The ’90s Lowe has adjusted his expectations — “Anybody my age who worries about appealing to kids is not only out of their mind, but in for a brutal disappointment,” he says — even though he recently reaped an unexpected windfall for a song he wrote while a member of Brinsley Schwarz, “(What’s So Funny ‘Bout) Peace, Love and Understanding.” He’d already earned some royalties when the tune was recorded by Elvis Costello for 1979′s “Armed Forces,” and it had even been included in a number of movies. But all that was chump change compared to the $1-million-plus he earned when Curtis Stigers sang it on the multiplatinum soundtrack to “The Bodyguard.”
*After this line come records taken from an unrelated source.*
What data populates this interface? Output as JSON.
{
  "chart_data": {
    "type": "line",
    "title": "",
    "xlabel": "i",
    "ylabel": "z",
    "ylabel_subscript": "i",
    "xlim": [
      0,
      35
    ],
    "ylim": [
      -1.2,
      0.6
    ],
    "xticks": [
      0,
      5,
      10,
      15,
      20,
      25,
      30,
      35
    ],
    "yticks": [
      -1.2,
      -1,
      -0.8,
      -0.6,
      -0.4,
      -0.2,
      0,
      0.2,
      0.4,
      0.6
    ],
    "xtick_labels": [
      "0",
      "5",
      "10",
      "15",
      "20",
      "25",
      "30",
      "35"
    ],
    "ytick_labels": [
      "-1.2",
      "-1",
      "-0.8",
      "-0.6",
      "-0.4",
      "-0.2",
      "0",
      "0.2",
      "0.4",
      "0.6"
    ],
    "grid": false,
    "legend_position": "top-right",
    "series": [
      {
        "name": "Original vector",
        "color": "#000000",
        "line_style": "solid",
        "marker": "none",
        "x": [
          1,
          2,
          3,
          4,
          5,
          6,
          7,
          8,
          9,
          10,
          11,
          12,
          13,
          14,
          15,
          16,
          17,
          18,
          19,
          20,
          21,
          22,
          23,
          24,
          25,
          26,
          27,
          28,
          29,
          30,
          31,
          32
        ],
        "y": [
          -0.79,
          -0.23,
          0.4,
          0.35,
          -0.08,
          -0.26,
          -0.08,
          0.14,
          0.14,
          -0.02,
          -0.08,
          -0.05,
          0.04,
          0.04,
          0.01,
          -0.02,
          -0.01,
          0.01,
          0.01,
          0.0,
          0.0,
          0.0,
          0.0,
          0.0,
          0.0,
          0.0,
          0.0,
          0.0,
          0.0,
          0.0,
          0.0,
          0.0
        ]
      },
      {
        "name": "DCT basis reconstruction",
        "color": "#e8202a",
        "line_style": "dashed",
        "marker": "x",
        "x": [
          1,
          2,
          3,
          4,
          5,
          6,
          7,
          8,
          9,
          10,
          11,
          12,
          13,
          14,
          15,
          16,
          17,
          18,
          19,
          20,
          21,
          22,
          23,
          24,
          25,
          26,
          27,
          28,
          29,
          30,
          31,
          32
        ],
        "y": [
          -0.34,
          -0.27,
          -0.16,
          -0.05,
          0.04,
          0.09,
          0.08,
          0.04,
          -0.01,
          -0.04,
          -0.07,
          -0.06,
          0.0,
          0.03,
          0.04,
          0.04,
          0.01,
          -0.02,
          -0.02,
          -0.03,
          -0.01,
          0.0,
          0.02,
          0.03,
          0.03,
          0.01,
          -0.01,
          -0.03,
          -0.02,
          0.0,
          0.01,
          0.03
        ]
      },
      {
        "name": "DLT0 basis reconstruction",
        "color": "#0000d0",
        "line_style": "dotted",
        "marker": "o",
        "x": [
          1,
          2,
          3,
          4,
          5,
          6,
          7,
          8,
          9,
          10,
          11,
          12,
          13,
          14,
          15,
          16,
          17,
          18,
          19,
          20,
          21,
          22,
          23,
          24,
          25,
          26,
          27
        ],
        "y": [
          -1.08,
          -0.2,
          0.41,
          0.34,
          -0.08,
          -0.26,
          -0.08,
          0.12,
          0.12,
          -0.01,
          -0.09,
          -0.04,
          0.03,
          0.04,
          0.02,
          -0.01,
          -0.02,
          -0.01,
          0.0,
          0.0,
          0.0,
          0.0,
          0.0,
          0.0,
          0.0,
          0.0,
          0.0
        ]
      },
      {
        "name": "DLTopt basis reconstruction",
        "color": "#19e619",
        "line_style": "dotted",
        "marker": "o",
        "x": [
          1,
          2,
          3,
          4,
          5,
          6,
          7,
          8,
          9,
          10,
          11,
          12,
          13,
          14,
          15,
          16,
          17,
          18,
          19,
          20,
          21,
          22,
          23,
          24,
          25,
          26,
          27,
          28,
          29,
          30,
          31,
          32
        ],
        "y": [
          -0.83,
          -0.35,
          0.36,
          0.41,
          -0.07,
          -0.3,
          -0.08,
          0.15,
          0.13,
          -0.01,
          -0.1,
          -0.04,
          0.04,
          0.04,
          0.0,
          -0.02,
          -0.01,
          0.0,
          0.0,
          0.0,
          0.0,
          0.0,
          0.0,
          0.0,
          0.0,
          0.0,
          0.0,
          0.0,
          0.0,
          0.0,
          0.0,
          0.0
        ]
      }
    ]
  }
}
“The number of contemporary artists who appeal to me is infinitesimal, and I’m playing to the sort of people who like those same records,” Lowe admits. Which is to say, he’s playing to a pretty small pool. And most of them work in the music business and get their records for free.
Maybe that’s why Lowe has come to look upon his records as demo tapes designed to lure superstar voices to his songs. (Both Rod Stewart and Diana Ross have covered tunes off his recent albums.) But that shortchanges the soulfully undercooked manner in which Lowe has rendered his most recent songs. There’s a melancholy intimacy to “Dig My Mood” that goes far beyond the clever schtick of Lowe’s earlier music. Pop artists typically peak early, but Lowe’s just now hitting his groove.